Screaming through these old ribs
Frightened by my own age
Terrified by hers.

Loser to everything
Hated by all
Unknown by everyone

Dreams an illusion
Empty with frustration
Once was a child.

Exhausted by fighting
Missing her last kiss
Afraid of tomorrow

Desperate to return
To the days of my kingship
So long without love

Expressing my failure
Knowing my weakness
My midnight suicide.

~ what more needs saying?

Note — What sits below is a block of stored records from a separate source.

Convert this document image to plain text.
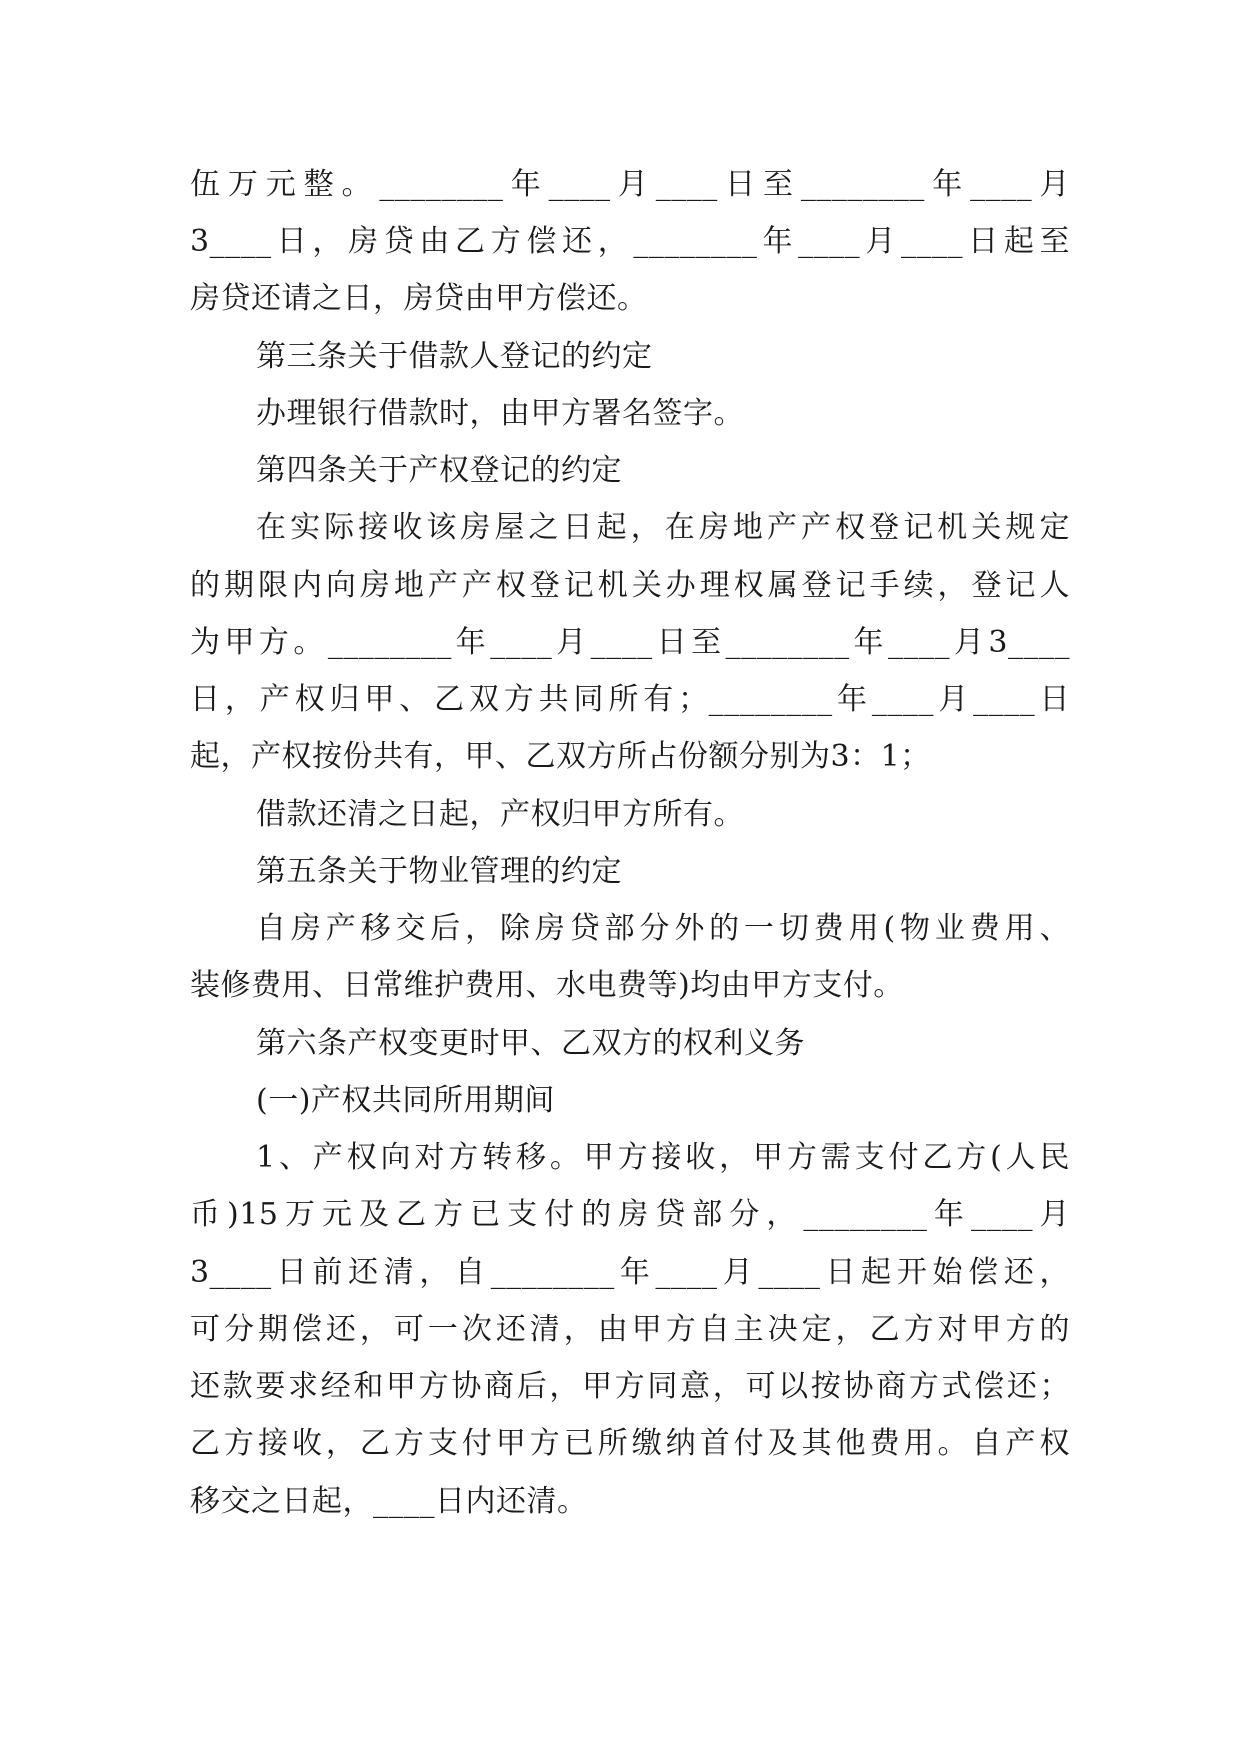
伍万元整。________年____月____日至________年____月
3____日，房贷由乙方偿还，________年____月____日起至
房贷还请之日，房贷由甲方偿还。
第三条关于借款人登记的约定
办理银行借款时，由甲方署名签字。
第四条关于产权登记的约定
在实际接收该房屋之日起，在房地产产权登记机关规定
的期限内向房地产产权登记机关办理权属登记手续，登记人
为甲方。________年____月____日至________年____月3____
日，产权归甲、乙双方共同所有；________年____月____日
起，产权按份共有，甲、乙双方所占份额分别为3：1；
借款还清之日起，产权归甲方所有。
第五条关于物业管理的约定
自房产移交后，除房贷部分外的一切费用(物业费用、
装修费用、日常维护费用、水电费等)均由甲方支付。
第六条产权变更时甲、乙双方的权利义务
(一)产权共同所用期间
1、产权向对方转移。甲方接收，甲方需支付乙方(人民
币)15万元及乙方已支付的房贷部分，________年____月
3____日前还清，自________年____月____日起开始偿还，
可分期偿还，可一次还清，由甲方自主决定，乙方对甲方的
还款要求经和甲方协商后，甲方同意，可以按协商方式偿还；
乙方接收，乙方支付甲方已所缴纳首付及其他费用。自产权
移交之日起，____日内还清。
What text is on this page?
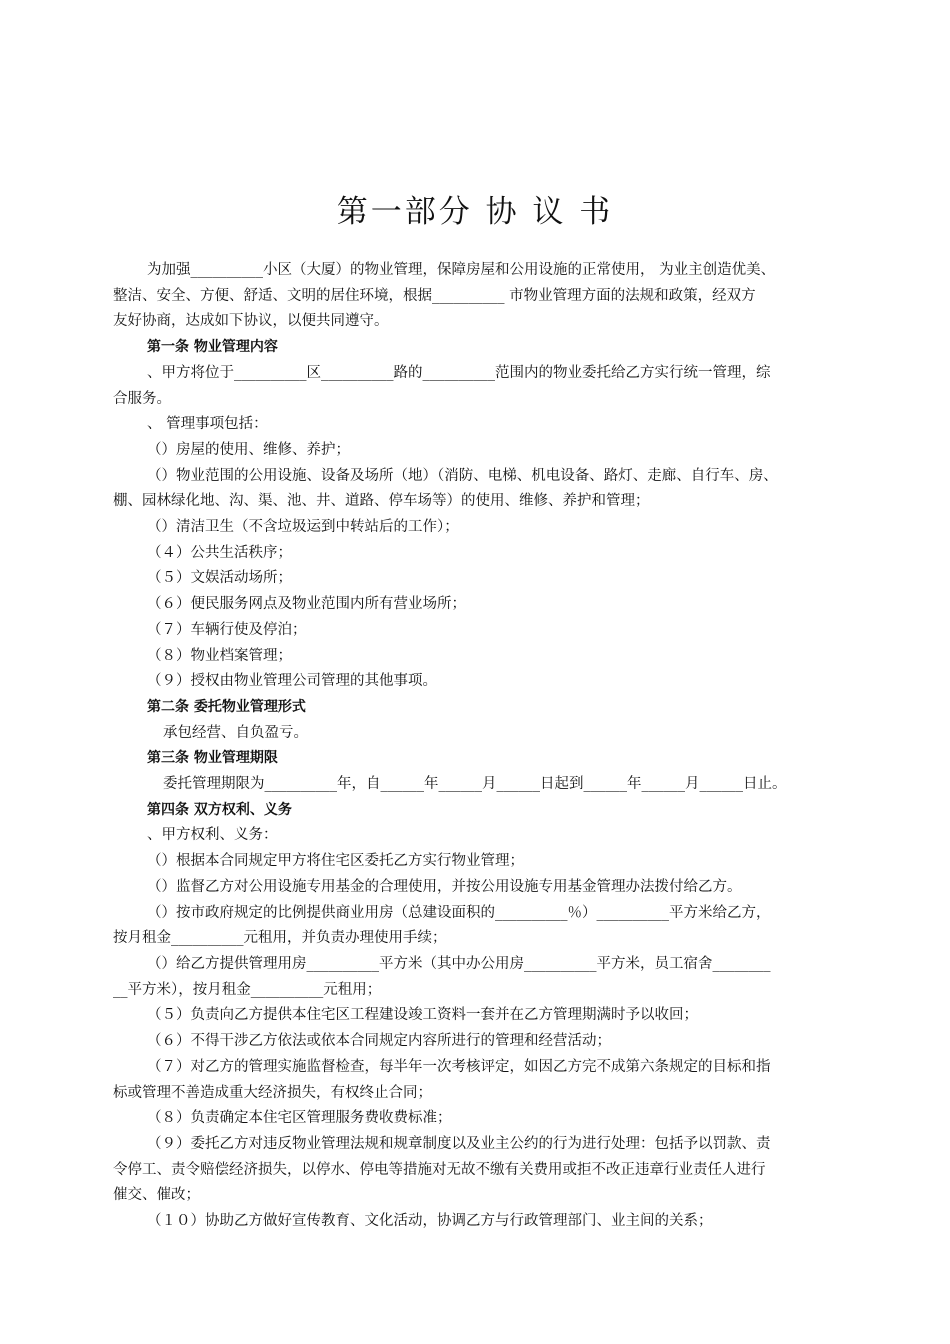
第一部分 协 议 书

为加强__________小区（大厦）的物业管理，保障房屋和公用设施的正常使用， 为业主创造优美、
整洁、安全、方便、舒适、文明的居住环境，根据__________ 市物业管理方面的法规和政策，经双方
友好协商，达成如下协议，以便共同遵守。

第一条 物业管理内容

、甲方将位于__________区__________路的__________范围内的物业委托给乙方实行统一管理，综
合服务。

、 管理事项包括：

（）房屋的使用、维修、养护；

（）物业范围的公用设施、设备及场所（地）（消防、电梯、机电设备、路灯、走廊、自行车、房、
棚、园林绿化地、沟、渠、池、井、道路、停车场等）的使用、维修、养护和管理；

（）清洁卫生（不含垃圾运到中转站后的工作）；

（４）公共生活秩序；

（５）文娱活动场所；

（６）便民服务网点及物业范围内所有营业场所；

（７）车辆行使及停泊；

（８）物业档案管理；

（９）授权由物业管理公司管理的其他事项。

第二条 委托物业管理形式

承包经营、自负盈亏。

第三条 物业管理期限

委托管理期限为__________年，自______年______月______日起到______年______月______日止。

第四条 双方权利、义务

、甲方权利、义务：

（）根据本合同规定甲方将住宅区委托乙方实行物业管理；

（）监督乙方对公用设施专用基金的合理使用，并按公用设施专用基金管理办法拨付给乙方。

（）按市政府规定的比例提供商业用房（总建设面积的__________％）__________平方米给乙方，
按月租金__________元租用，并负责办理使用手续；

（）给乙方提供管理用房__________平方米（其中办公用房__________平方米，员工宿舍________
__平方米），按月租金__________元租用；

（５）负责向乙方提供本住宅区工程建设竣工资料一套并在乙方管理期满时予以收回；

（６）不得干涉乙方依法或依本合同规定内容所进行的管理和经营活动；

（７）对乙方的管理实施监督检查，每半年一次考核评定，如因乙方完不成第六条规定的目标和指
标或管理不善造成重大经济损失，有权终止合同；

（８）负责确定本住宅区管理服务费收费标准；

（９）委托乙方对违反物业管理法规和规章制度以及业主公约的行为进行处理：包括予以罚款、责
令停工、责令赔偿经济损失，以停水、停电等措施对无故不缴有关费用或拒不改正违章行业责任人进行
催交、催改；

（１０）协助乙方做好宣传教育、文化活动，协调乙方与行政管理部门、业主间的关系；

Another painful night.
© ed simkins

Tears of Blood Red

Tear
Red line drawn
Shaking, tremble
Passion
Sorrow

Paine
Crimson
Reduction Pulsing
Memories hurt
These tears are red

Silent breathing
Stickiness
Scarlet syrup
Sharp blade tight
Sadness overwhelmed

The face distraught
Distorts
A lonely night
In abject fear
Alone

The waves burdening
Sinking
I’m tired
Weary
Frustrated

I don’t know any other way
These tears flow steadily
The world is full of strangers
& the brain is a failure
Starved of success

Meaning devoid
These droplets of rich red blood
Trickle on white skin in contrast
Life is ebbing
Fading

The roses you took
& faces which steal
Achievements empty
change too difficult.
Eyes close & I’m drifting

~ full of rage & full of pain. A horrible night.